Isolation and characterization of benzene, toluene and xylene degrading Pseudomonas sp. selected as candidates for bioremediation

In oil contaminated environments the poor carbon source availability, the presence of toxic compounds like benzene, toluene, and xylene (BTX), and other biotic and abiotic stresses can reduce bacteria viability and consequently, xenobiotic biodegradation. Selection of bacteria with the capability to tolerate and degrade monoaromatic compounds, synthesize biosurfactants and accumulate biopolymers that enhance stress tolerance could be a good approach to find a suitable bioaugmentation agent. In this work two Pseudomonas strains were isolated from an oil refinery wastewater based on their capabilities to grow using several hydrocarbons as sole carbon source and to accumulate polyhydroxyalkanoates. Both strains were able to synthesize rhamnolipids as surfactant compounds. One of these isolates, Pseudomonas sp. KA, was able to degrade benzene, toluene, and xylene, and to tolerate them at high concentrations. A molecular screening of the key genes involved in BTX degradation showed that both strains resulted positive for xylA and xylE genes. Pseudomonas sp. KA was also positive for todC1. The presence of both TOL and TOD degradation pathways, a rare characteristic in Pseudomonas species, could be useful for bioremediation purposes.

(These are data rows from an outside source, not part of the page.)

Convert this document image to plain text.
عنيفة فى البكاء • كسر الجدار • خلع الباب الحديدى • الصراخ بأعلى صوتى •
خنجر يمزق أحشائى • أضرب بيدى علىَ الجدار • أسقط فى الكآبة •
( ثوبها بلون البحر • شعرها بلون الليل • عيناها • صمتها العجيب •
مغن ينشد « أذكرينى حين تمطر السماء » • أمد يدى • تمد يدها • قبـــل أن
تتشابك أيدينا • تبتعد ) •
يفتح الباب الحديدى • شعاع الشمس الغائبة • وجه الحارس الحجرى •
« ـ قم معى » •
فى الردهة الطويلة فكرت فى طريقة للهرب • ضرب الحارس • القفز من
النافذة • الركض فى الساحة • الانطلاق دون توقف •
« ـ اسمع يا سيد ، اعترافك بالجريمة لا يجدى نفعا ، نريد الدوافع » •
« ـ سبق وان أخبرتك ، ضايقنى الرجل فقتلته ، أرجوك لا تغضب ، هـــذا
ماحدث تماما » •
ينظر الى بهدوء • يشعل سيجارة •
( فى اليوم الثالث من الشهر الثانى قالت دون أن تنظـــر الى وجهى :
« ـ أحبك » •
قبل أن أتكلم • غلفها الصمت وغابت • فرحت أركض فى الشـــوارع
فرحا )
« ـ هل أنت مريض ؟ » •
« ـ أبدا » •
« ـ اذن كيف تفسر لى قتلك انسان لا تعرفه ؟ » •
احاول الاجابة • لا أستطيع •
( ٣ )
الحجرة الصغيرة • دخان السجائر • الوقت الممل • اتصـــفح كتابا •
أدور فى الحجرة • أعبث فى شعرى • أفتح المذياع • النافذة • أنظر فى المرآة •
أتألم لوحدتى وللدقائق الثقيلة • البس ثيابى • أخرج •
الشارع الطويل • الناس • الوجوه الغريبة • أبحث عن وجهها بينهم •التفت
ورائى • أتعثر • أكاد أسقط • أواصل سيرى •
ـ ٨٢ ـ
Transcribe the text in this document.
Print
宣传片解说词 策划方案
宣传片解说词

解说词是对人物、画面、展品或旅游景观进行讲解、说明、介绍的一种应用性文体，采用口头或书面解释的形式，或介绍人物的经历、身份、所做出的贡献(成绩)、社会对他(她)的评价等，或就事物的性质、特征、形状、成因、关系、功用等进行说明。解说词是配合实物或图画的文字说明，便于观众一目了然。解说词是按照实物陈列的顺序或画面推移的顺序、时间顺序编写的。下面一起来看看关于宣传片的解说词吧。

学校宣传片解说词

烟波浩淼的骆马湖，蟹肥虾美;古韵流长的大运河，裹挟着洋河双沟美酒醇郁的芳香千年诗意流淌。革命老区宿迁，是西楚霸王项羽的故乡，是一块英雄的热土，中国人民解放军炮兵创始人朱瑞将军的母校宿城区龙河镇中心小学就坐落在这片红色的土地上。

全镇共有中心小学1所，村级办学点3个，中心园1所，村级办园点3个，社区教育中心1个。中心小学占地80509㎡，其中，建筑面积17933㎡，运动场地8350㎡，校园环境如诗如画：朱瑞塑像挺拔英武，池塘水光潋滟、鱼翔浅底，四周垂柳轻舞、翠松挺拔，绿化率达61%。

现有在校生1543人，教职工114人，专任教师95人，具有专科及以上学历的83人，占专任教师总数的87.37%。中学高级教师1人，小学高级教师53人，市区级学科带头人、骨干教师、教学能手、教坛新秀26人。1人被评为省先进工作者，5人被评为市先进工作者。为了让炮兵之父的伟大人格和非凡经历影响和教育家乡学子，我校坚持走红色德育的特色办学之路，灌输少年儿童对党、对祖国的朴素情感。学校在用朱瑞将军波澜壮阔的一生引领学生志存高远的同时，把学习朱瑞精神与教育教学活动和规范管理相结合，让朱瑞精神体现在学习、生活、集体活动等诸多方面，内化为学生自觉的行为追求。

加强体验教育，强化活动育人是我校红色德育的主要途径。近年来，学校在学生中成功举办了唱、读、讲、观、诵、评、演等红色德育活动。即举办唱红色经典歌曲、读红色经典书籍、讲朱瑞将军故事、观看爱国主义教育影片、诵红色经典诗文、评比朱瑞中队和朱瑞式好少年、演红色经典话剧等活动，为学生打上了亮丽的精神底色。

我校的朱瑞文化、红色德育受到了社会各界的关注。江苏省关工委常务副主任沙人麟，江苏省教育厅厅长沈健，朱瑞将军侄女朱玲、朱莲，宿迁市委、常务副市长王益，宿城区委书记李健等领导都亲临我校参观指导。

► We isolated two pseudomonas strains able to grow in hydrocarbons as sole carbon sources. ► Both strains were able to synthesize polyhydroxyalkanoates and rhamnolipids. ► Pseudomonas sp. KB showed a good emulsification activity. ► Pseudomonas sp. KA was able to degrade BTX and tolerate them at high concentrations. ► In Pseudomonas sp. KA both TOL and TOD BTEX degradation pathways could be detected.